Permalink Reply by SteveInCO on March 20, 2013 at 1:15am E Pluribus Unum does not appear on our paper money at all. It does appear on our coins. It even appeared on our early coinage, from say 1795 to 1840 (silver coins). It hasn't been on every coin historically but it does appear on all of them today.
Permalink Reply by Tom Sarbeck on March 19, 2013 at 11:01pm About UG, the two words added to the Pledge, allegedly to announce America's opposition to the Soviet Union's atheism:
An NYT op-ed on January 18 in 2012 told of a forthcoming book One Nation Under God: Corporations, Christianity, and the Rise of the Religious Right by Kevin M. Kruse, an associate professor of history at Princeton.

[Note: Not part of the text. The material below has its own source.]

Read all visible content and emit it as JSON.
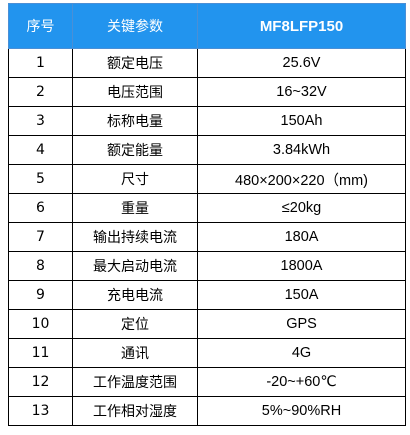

The op-ed said UG first appeared in Lincoln's Gettysburg Address, and that it "disappeared from political discourse for decades. But it re-emerged in the mid-20th century,..." when "corporate leaders and conservative clergymen deployed it to discredit [FDR's] New Deal."
During the 1930s depression, those corporate leaders wanted to "restore their public image and simultaneously roll back the 'creeping socialism' of the welfare state."
They enlisted highly-regarded clergymen to unite faith and free enterprise, to attack the federal government, and to advance "a new blend of conservative religion, economics and politics...."
The term evolved to "freedom under God" and in 1951 a business-financed Fourth of July celebration kicked off a campaign to encourage the nation to use that expression to commemorate independence.
In 1953 President Eisenhower presided over the first presidential prayer breakfast on a "government under God" theme.
In 1954, "as this 'under-God consciousness' swept the nation" Congress added "under God" to the Pledge.
It seems fair to say "American capitalism needs all the help it can get".
Permalink Reply by SteveInCO on March 20, 2013 at 1:20am Evidently god's help did nothing to stem the socialist tide.
This is hardly surprising as god suffers from the minor handicap of not actually existing.
Permalink Reply by booklover on March 20, 2013 at 9:27am I love FFRF. My Mom and I want to go to their convention in September since it's in Madison, WI.